The Vampire:  The Masquerade rulebook is full of fluff.  Good fluff, mind you, with lots of stories, mood pieces, and interesting set dressing.  Vampire has the distinct advantage that it operates within a somewhat altered version of the real world and thus it can get fairly specific with lore.  In contrast you have DnD which is designed to be able to fit in to any number of different settings with completely alternate geographies, histories, and cosmologies.  That leads to having a rulebook full of numbers and rules because any fluff you put in is likely to conflict with whatever the GM is designing anyway.  I am kind of torn about whether or not I should design skyRPG to be a very modular rules system that can be slotted into any campaign world or build a very specific world myself.
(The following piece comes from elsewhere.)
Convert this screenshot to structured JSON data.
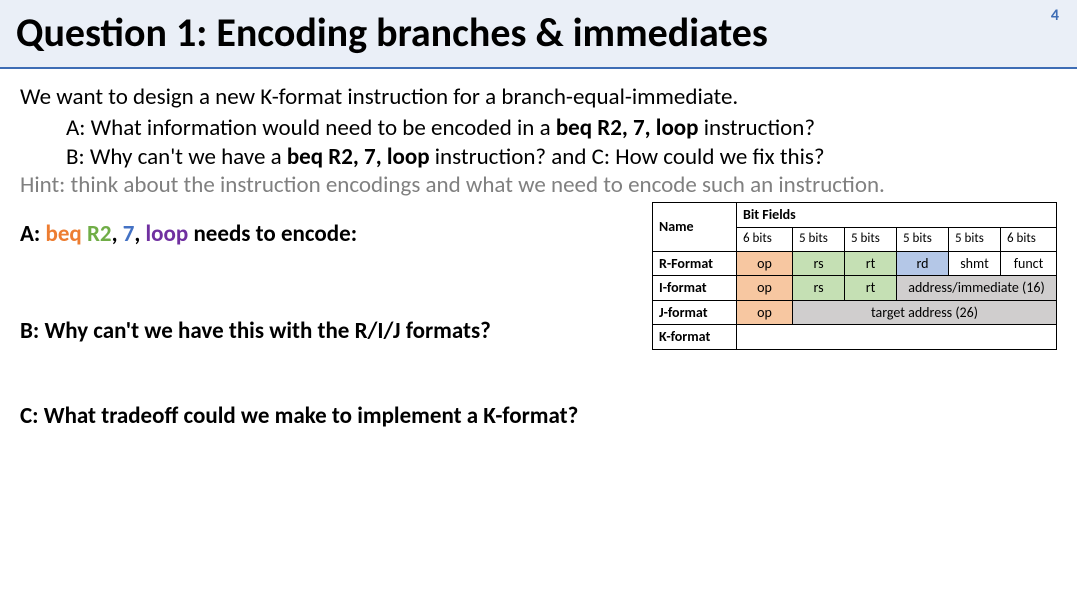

In the past when I have run a campaign I have never used a published world setting.  At least in part that is because I am a finicky bastard when it comes to running DnD campaigns and I never wanted to say "Okay, ahead of you there is an endless desert" and have the players come back with "No, there is a city here....".  I think the greater problem though was that the published settings were the source for books and manuals and ended up full of crap.  While I did read some DnD novels when I was young and really enjoy them I find the worlds they built to be really bad.  The worlds were just so ridiculously full of over the top magic that I couldn't wrap my mind around actually running a game in them.  In a world full of 20th level wizards it is quite the challenge to make the characters into heroes; if the problem is important then a godlike being can just swoop in to fix it and if it isn't important the characters shouldn't bother.

At the moment I have a rules system with some lore tacked on there and there.  Most of the remaining work is writing up all of the lovely fluff that needs to be there to fill the book and I figure I should try to build some kind of world that doesn't suck as the basis for the game.  More like Vampire than DnD then, in that I would like it to be entirely feasible to run the game in a different setting but I want to make it easy to just walk straight into the game if that is what people want to do.  I should actually give Warhammer Fantasy Roleplay big props here.  That single book had all the rules, monsters, a world, and even a totally reasonable first adventure.  If only the rules and mechanics weren't such utter rubbish!